医学界新聞

 

医師国試での臨床実技試験を想定

標準化OSCE全国トライアル開催


 さる10月27日,東京の慈恵医大高木会館にて,医師国家試験での実施を想定した,初の「標準化OSCE全国トライアル」が開催された。OSCE(客観的臨床能力試験)の医師国試での実施については,1999年に厚生省(当時)委員会が「卒前教育における活用・普及状況を踏まえて導入する」との方向性を決めている。

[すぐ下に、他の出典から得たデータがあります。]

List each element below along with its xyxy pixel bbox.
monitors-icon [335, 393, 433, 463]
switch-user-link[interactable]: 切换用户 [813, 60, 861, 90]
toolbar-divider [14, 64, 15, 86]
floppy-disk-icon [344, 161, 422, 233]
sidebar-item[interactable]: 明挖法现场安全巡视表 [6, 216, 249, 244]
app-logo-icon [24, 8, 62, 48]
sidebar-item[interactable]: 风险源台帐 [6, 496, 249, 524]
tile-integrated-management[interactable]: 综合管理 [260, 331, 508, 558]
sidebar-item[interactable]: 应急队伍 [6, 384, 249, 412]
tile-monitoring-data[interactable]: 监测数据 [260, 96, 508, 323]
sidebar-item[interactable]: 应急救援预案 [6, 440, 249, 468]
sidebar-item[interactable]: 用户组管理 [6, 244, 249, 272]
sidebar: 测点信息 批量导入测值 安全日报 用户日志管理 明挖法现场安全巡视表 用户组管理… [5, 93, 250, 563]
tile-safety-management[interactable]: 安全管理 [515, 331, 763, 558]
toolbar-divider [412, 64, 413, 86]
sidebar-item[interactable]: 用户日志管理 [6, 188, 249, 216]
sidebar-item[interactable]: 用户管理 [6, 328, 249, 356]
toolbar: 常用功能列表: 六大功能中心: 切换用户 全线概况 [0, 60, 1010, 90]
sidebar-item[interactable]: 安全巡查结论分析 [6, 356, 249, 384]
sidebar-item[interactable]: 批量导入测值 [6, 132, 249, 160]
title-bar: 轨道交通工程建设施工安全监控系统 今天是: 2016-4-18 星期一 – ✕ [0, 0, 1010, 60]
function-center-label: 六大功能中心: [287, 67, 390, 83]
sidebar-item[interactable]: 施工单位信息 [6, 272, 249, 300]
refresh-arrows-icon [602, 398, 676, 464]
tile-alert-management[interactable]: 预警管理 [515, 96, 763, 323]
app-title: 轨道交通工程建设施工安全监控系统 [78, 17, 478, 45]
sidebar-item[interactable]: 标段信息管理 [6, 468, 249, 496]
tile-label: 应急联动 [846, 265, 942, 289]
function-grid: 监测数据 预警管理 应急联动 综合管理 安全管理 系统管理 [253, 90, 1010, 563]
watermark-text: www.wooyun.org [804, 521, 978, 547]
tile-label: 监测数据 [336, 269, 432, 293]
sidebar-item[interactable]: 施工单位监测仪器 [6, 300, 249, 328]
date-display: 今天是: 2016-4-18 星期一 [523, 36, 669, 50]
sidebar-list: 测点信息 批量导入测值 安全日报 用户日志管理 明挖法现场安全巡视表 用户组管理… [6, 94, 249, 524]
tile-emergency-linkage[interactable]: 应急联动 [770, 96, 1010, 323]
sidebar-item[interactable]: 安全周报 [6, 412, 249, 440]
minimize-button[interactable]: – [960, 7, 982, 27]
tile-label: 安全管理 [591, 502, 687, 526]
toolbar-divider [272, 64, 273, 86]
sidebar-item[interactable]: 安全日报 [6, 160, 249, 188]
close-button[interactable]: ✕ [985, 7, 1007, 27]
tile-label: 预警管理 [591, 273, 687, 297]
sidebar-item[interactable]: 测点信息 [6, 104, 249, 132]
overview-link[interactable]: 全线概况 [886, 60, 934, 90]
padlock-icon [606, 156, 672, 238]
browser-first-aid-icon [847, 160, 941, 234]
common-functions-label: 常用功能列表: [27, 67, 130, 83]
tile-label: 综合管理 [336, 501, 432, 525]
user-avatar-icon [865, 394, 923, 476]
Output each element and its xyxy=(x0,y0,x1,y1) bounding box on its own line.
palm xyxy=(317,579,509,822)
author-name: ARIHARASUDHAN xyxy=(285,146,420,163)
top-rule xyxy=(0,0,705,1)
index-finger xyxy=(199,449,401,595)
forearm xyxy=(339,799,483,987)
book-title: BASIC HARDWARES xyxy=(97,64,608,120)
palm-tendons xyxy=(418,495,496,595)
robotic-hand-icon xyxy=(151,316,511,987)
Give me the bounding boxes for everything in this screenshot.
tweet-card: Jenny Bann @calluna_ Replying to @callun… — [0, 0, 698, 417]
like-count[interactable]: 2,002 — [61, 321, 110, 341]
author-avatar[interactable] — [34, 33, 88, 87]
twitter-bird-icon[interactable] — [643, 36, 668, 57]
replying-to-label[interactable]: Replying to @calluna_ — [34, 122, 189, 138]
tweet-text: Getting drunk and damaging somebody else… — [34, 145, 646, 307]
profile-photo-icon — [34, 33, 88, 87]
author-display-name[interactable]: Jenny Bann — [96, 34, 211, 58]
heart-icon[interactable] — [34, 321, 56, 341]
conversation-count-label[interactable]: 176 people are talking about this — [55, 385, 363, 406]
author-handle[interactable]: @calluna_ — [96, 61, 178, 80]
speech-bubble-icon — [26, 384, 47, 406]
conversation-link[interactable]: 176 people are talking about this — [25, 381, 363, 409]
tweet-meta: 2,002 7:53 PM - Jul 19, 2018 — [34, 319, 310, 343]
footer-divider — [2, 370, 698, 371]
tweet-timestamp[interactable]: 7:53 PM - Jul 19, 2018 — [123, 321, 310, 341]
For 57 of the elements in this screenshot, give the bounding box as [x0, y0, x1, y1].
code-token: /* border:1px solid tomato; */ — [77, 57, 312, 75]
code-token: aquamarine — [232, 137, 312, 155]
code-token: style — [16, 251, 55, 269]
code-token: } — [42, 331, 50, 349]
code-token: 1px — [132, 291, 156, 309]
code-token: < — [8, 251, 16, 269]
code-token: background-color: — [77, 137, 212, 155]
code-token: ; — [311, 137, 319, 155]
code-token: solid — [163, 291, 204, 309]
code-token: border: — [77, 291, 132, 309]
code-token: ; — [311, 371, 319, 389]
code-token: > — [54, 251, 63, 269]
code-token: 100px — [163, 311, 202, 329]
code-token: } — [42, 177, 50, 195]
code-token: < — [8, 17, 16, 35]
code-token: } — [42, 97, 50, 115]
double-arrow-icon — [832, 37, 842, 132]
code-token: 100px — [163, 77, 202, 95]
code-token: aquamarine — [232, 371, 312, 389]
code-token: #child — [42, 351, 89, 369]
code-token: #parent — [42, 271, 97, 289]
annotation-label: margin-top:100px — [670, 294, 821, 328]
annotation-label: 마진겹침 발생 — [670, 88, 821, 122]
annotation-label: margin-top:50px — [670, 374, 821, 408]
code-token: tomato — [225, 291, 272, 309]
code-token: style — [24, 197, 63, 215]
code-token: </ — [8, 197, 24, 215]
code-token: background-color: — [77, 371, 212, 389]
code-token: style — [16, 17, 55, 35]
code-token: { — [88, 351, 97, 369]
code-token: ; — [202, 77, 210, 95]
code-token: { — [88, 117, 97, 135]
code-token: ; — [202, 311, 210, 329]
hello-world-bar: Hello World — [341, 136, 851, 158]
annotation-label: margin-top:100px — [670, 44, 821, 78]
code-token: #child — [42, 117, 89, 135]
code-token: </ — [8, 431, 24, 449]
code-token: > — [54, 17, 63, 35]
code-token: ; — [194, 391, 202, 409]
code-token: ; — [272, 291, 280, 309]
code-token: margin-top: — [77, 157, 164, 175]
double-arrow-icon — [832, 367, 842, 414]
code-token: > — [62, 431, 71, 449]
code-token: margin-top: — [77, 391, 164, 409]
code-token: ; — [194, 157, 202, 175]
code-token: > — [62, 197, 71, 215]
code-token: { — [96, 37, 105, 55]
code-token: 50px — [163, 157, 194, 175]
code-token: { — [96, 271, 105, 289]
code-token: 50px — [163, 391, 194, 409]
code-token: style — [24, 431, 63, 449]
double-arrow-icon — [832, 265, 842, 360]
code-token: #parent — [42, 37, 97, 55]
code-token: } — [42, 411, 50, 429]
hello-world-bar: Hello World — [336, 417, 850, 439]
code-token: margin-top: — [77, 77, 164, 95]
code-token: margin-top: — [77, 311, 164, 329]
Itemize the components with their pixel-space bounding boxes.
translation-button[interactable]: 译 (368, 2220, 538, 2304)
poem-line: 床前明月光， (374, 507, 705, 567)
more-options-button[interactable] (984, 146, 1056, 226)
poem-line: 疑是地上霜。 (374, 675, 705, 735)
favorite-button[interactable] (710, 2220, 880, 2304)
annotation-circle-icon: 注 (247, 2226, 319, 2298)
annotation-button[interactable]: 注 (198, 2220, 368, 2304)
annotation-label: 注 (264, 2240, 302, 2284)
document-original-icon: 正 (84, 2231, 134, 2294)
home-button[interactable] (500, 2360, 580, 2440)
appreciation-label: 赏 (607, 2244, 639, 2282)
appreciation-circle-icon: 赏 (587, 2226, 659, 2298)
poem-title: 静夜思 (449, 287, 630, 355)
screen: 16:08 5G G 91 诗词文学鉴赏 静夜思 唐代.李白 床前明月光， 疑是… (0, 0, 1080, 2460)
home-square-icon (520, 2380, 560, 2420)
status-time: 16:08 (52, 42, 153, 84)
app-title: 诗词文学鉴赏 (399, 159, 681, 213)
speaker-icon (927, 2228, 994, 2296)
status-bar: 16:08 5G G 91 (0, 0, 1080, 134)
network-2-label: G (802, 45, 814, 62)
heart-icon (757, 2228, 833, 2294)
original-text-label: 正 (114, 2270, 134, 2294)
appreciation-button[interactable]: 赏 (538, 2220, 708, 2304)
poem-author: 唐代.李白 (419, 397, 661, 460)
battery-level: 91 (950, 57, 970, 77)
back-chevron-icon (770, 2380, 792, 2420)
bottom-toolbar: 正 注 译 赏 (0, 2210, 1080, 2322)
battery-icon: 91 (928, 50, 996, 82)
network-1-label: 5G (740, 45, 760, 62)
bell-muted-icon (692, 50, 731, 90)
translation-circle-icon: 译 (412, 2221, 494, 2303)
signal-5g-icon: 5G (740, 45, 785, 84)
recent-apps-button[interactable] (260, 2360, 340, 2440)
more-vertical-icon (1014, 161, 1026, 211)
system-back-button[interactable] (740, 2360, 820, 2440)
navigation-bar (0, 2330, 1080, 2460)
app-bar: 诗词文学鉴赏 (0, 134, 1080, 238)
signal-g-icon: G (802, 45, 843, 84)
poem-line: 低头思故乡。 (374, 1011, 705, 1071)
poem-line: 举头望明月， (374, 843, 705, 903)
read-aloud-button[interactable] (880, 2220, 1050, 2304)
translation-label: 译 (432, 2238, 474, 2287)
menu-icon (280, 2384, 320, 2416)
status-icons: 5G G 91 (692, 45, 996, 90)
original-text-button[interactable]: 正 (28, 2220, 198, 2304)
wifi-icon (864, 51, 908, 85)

今回のトライアルはそれを受け,全国の大学が参加する,厚生科学研究の補助による研究事業「OSCEの標準化に関する研究」(班長=日赤武蔵野短大教授 畑尾正彦氏)の一環として行なわれた。

医師国試のOSCEとは?

 この数年でOSCEは,卒前教育の中に急速に普及しつつある。しかし,それぞれの大学が別個に実施しているために,実施内容や評価方法・基準などについては,ばらつきがある。一方,医師国試でOSCEを実施するとなれば,内容や評価方法・基準について標準化しなければならない。
 畑尾氏は「各大学のOSCE実施責任者から『医師国試におけるOSCEとはどうあるべきか』をご意見・ご議論いただき,その結果に則って作成された試験を実際に行ない,実施できるかどうかを評価したい」と今回のトライアルの目的を話している。
 当日,実施されたOSCEは,4つのステーション(以下,ST)からなり,それぞれのSTがさらに3つのサブステーションに分かれるという構成で行なわれた。手技を評価するST(「心電図」,「縫合と抜糸」,「直腸診」)以外では,医療面接→身体診察→筆記試験(所見のまとめや検査・治療計画など)という流れで行なわれ,面接では患者(模擬患者)から得た情報をもとに,必要な診察を行ない,そこで得られた所見を踏まえ,検査・治療の計画を立てるという,診断・治療に至るプロセスを重視した総合的な試験となっていた(もちろん,態度や患者とのコミュニケーションも評価される)。
 受験者として参加した学生・研修医に試験を終わっての感想を聞くと,
 「大学病院での実習では各科ごとにどのような患者さんか予想できるが,初診外来を想定した今回のOSCEでは,自分ですべての情報を集め,判断しなければならないので大変だった」(5年生女子)
 「感冒や虫垂炎など,コモンディジーズが出題され,プライマリケアを意識した出題となっていた。しかし,実際には大学病院での実習で,学生がプライマリケア的な対応に出会うことは少ない。プライマリケアと縁遠いところで実習しているのに,(近年の医師国試の出題傾向も含めて)試験はプライマリケア重視というのは違和感がある。臨床実習の中身を変えていく必要があるのではないか」(6年生男子) などの意見が聞かれた。
 一方,各大学からはOSCE実施責任者だけでなく,多くの見学者が訪れ,今後の医師国試の動向に関わることだけに関心の高さを見せつけた。
 今後研究班では,今回の成果踏まえ,OSCEの実施方法の標準化についての報告をまとめる予定である。